At the same time, however, Pentagon officials have insisted that defense spending should continue to grow in real terms, albeit at a significantly slower rate – at least one percent a year — than during the past decade.
"Robert Gates’s main mission is not to cut the Pentagon budget, but to save it," William Hartung, director of the Arms and Security Initiative of the New America Foundation (NAF), told IPS. "His various changes are all being done in the service of protecting his department from reduction in its overall budget."
"He may succeed in the short term, but, as concerns about federal deficit continue to grow, the Pentagon budget will inevitably go down in real terms, as it should when it is at its highest levels since World War II," he added.

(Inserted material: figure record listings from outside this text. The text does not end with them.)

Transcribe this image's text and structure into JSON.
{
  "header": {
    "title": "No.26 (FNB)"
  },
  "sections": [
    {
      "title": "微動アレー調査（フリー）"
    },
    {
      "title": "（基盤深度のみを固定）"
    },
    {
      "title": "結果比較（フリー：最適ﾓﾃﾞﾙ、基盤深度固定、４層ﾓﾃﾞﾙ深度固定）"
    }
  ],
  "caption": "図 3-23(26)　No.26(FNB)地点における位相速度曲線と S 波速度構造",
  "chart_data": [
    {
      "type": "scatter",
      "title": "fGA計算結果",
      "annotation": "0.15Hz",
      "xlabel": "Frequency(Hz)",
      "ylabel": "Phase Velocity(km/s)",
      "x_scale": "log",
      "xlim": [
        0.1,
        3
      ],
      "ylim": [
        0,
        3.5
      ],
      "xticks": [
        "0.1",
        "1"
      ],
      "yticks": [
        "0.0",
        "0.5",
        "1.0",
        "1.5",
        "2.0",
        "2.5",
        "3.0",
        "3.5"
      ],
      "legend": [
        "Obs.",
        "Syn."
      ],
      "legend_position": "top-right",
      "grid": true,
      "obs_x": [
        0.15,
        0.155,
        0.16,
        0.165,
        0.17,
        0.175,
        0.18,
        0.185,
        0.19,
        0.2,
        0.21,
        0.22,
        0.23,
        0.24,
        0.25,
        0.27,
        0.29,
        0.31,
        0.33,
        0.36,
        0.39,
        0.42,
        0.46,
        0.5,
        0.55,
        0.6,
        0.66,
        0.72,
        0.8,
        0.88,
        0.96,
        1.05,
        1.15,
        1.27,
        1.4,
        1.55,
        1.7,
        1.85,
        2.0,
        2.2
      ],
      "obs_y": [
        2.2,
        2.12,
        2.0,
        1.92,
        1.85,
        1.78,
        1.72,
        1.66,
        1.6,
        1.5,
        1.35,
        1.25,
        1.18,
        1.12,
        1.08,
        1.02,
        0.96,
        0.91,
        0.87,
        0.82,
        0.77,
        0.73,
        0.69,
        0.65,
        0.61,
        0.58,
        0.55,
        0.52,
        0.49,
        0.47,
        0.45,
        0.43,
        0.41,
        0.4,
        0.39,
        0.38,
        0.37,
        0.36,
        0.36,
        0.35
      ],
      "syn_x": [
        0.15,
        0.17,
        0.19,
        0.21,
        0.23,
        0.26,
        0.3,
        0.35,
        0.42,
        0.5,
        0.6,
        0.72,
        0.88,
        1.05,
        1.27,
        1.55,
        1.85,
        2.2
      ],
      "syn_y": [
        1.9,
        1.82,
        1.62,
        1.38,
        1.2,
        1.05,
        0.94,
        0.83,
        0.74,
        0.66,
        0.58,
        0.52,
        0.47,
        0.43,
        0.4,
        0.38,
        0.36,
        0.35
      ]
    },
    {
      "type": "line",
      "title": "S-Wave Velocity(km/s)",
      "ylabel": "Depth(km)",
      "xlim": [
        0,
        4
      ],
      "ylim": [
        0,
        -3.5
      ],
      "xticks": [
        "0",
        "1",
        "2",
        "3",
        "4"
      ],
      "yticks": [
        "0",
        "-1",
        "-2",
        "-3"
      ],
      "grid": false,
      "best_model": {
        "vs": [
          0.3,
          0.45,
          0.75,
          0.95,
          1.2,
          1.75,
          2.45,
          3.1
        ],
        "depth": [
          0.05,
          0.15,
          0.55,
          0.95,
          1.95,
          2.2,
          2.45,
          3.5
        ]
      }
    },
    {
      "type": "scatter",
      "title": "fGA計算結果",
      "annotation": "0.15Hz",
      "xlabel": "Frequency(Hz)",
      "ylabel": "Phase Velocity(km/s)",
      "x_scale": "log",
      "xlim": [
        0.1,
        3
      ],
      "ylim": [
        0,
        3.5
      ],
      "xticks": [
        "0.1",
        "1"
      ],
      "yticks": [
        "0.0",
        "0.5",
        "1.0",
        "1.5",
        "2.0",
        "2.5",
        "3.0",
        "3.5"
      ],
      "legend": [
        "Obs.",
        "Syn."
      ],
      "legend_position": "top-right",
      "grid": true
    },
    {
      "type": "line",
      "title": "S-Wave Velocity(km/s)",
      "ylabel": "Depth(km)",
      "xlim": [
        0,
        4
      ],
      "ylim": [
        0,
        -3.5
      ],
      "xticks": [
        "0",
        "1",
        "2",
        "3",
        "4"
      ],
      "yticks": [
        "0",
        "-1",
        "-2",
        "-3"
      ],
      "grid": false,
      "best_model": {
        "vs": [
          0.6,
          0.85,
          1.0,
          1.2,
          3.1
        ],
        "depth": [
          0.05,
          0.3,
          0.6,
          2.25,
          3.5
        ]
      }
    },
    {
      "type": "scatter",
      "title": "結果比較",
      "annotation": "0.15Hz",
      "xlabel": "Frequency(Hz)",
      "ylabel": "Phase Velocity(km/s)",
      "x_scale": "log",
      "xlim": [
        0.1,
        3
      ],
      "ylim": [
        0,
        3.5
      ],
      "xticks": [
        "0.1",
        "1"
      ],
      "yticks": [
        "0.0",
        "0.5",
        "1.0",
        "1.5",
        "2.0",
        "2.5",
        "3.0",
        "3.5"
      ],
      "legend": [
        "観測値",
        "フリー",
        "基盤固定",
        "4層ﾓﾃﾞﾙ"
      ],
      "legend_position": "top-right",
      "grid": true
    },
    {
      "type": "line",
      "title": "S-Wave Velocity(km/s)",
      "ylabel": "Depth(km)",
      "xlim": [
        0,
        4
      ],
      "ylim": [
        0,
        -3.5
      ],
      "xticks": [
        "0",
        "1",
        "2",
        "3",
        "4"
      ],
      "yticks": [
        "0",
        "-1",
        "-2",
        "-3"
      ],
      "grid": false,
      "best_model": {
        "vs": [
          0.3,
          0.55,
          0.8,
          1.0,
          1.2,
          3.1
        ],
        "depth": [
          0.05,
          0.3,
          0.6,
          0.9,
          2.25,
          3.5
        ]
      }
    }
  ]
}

"The fiscal crisis is real; it poses serious, long-term threats to America’s well-being and global position; and the only solution …is for all parts of federal spending and revenues to be on the table, including defense," wrote Gordon Adams, a top national-security expert in President Bill Clinton’s budget office, in a colloquium on the National Journal‘s website.
The Obama administration and lawmakers are clearly hoping that savings gained by the U.S. drawdown in Iraq, to be followed, beginning in July 2011, by a gradual withdrawal from Afghanistan will go a long way toward reducing the defense budget to more manageable levels. The Pentagon is spending 65 billion dollars on Iraq and around 100 dollars on Afghanistan this year.
But even in what most analysts consider the highly unlikely event – especially given pressure on Obama by the military brass to delay or slow his withdrawal plans in Afghanistan — those costs can be reduced to near zero over the next five years, the military budget will remain substantially higher in real terms than it was after previous wars, including the Korean and Vietnam conflicts.
If, moreover, the economy fails to generate growth rates sustained during the go-go 1990s – another highly unlikely prospect given the depth of the recession from which it has only just begun to recover — the pressure for additional cuts is certain to intensify, no matter which party controls Congress or the White House.
How those cuts will be achieved is certain to have major geo-strategic, as well as financial and fiscal, consequences not just for the U.S., but also for a host of countries, particularly in Eurasia, that have long relied on its military dominance.
There has been "the assumption that the United States is still the world’s hegemon, duty-bound to be prepared to fight everyone, everywhere if imperial interests require it," wrote ret. Col. Patrick Lang, a former top Defense Intelligence Agency official, in the National Journal‘s colloquium. "How can responsible, grown-up people who understand our economic position think that has anything to do with reality?"